People ex rel. Pixley v. Pond

Paterson, J.

— This is an application for a writ of mandate to compel the respondents — the registrar and board of election commissioners — to count the votes in certain precincts of the city and county of San Francisco, alleged to have been cast for candidates to fill the office of supervisor for the first board of supervisors, and also those cast for candidates for the office of police commissioner. The first twelve petitioners named herein were candidates for the office of supervisor, and the last three named were candidates for the office of police commissioner. It is alleged that every one of the petitioners received about fifteen hundred votes, and was elected to the office for which he was a candidate, there being no opposing candidate; and petitioners ask that the respondents be required, after counting the votes, to declare the result, and to issue certificates of election accordingly.

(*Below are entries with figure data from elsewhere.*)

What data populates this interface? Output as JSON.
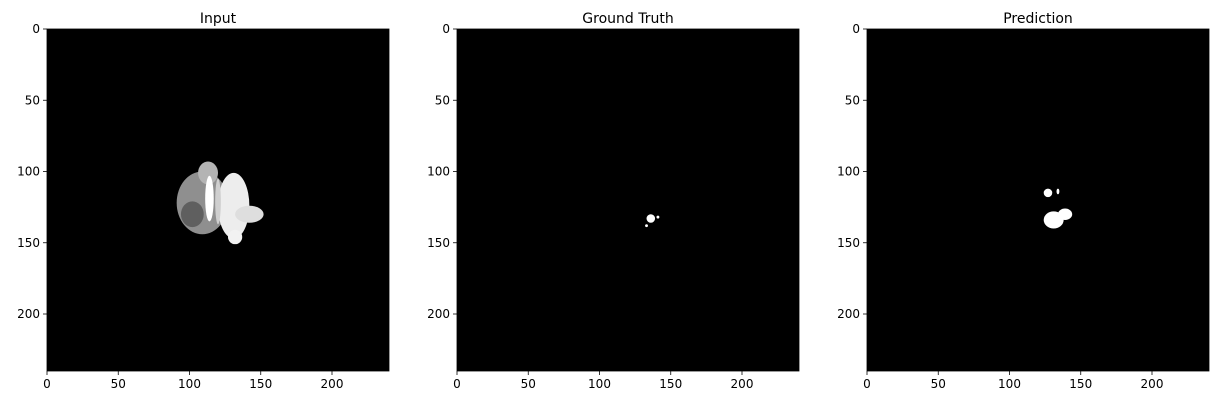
{
  "chart_data": [
    {
      "type": "heatmap",
      "title": "Input",
      "xlim": [
        0,
        240
      ],
      "ylim": [
        240,
        0
      ],
      "xticks": [
        0,
        50,
        100,
        150,
        200
      ],
      "yticks": [
        0,
        50,
        100,
        150,
        200
      ],
      "colormap": "gray",
      "background": "#000000",
      "blobs": [
        {
          "cx": 109,
          "cy": 122,
          "rx": 18,
          "ry": 22,
          "fill": "#8f8f8f"
        },
        {
          "cx": 102,
          "cy": 130,
          "rx": 8,
          "ry": 9,
          "fill": "#5f5f5f"
        },
        {
          "cx": 113,
          "cy": 101,
          "rx": 7,
          "ry": 8,
          "fill": "#b4b4b4"
        },
        {
          "cx": 131,
          "cy": 124,
          "rx": 11,
          "ry": 23,
          "fill": "#ededed"
        },
        {
          "cx": 142,
          "cy": 130,
          "rx": 10,
          "ry": 6,
          "fill": "#dedede"
        },
        {
          "cx": 132,
          "cy": 146,
          "rx": 5,
          "ry": 5,
          "fill": "#f2f2f2"
        },
        {
          "cx": 114,
          "cy": 119,
          "rx": 3,
          "ry": 16,
          "fill": "#ffffff"
        },
        {
          "cx": 120,
          "cy": 121,
          "rx": 2,
          "ry": 16,
          "fill": "#cfcfcf"
        }
      ]
    },
    {
      "type": "heatmap",
      "title": "Ground Truth",
      "xlim": [
        0,
        240
      ],
      "ylim": [
        240,
        0
      ],
      "xticks": [
        0,
        50,
        100,
        150,
        200
      ],
      "yticks": [
        0,
        50,
        100,
        150,
        200
      ],
      "colormap": "gray",
      "background": "#000000",
      "blobs": [
        {
          "cx": 136,
          "cy": 133,
          "rx": 3,
          "ry": 3,
          "fill": "#ffffff"
        },
        {
          "cx": 133,
          "cy": 138,
          "rx": 1,
          "ry": 1,
          "fill": "#ffffff"
        },
        {
          "cx": 141,
          "cy": 132,
          "rx": 1,
          "ry": 1,
          "fill": "#ffffff"
        }
      ]
    },
    {
      "type": "heatmap",
      "title": "Prediction",
      "xlim": [
        0,
        240
      ],
      "ylim": [
        240,
        0
      ],
      "xticks": [
        0,
        50,
        100,
        150,
        200
      ],
      "yticks": [
        0,
        50,
        100,
        150,
        200
      ],
      "colormap": "gray",
      "background": "#000000",
      "blobs": [
        {
          "cx": 127,
          "cy": 115,
          "rx": 3,
          "ry": 3,
          "fill": "#ffffff"
        },
        {
          "cx": 134,
          "cy": 114,
          "rx": 1,
          "ry": 2,
          "fill": "#ffffff"
        },
        {
          "cx": 131,
          "cy": 134,
          "rx": 7,
          "ry": 6,
          "fill": "#ffffff"
        },
        {
          "cx": 139,
          "cy": 130,
          "rx": 5,
          "ry": 4,
          "fill": "#ffffff"
        }
      ]
    }
  ]
}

*143The questions argued by counsel for petitioners are not new. They may not have been presented so forcibly or with as great perspicuity before, but they have been determined adversely to the contentions of the petitioners, after careful consideration of the constitutional and statutory provisions germane to the subject, and we feel constrained to adhere to the construction heretofore adopted. The contention of petitioners who claim to have been elected as members of the first board of supervisors has been settled adversely to them by the decisions in Desmond v. Dunn, 55 Cal. 248, 249, and People v. Board of Election Commissioners, 2 West Coast Rep. 366; and the claim of the others, by the decisions in Staude v. Board of Election Commissioners, 61 Cal. 313; Heinlen v. Sullivan, 64 Cal. 378; and Peoples. Hammond, 66 Cal. 655. The effect which a decision overruling those cases would have upon municipal proceedings for over ten years past is so apparent, that it is unnecessary for us to point out the reason why we should adhere to the decisions referred to,— at least so far as the board of supervisors is concerned,— even though we should believe that they were based upon an erroneous construction of the provisions involved. And although the rule applies with less force to the case of the police commissioners, no good reason has been shown why the decisions heretofore rendered should be departed from. If the principle is wrong, or the system works unsatisfactorily, the remedy remains with the people.

Writ denied.

Harrison, J., De Haven, J., Garoutte, J., McFarland, J., and Beatty, C. J., concurred.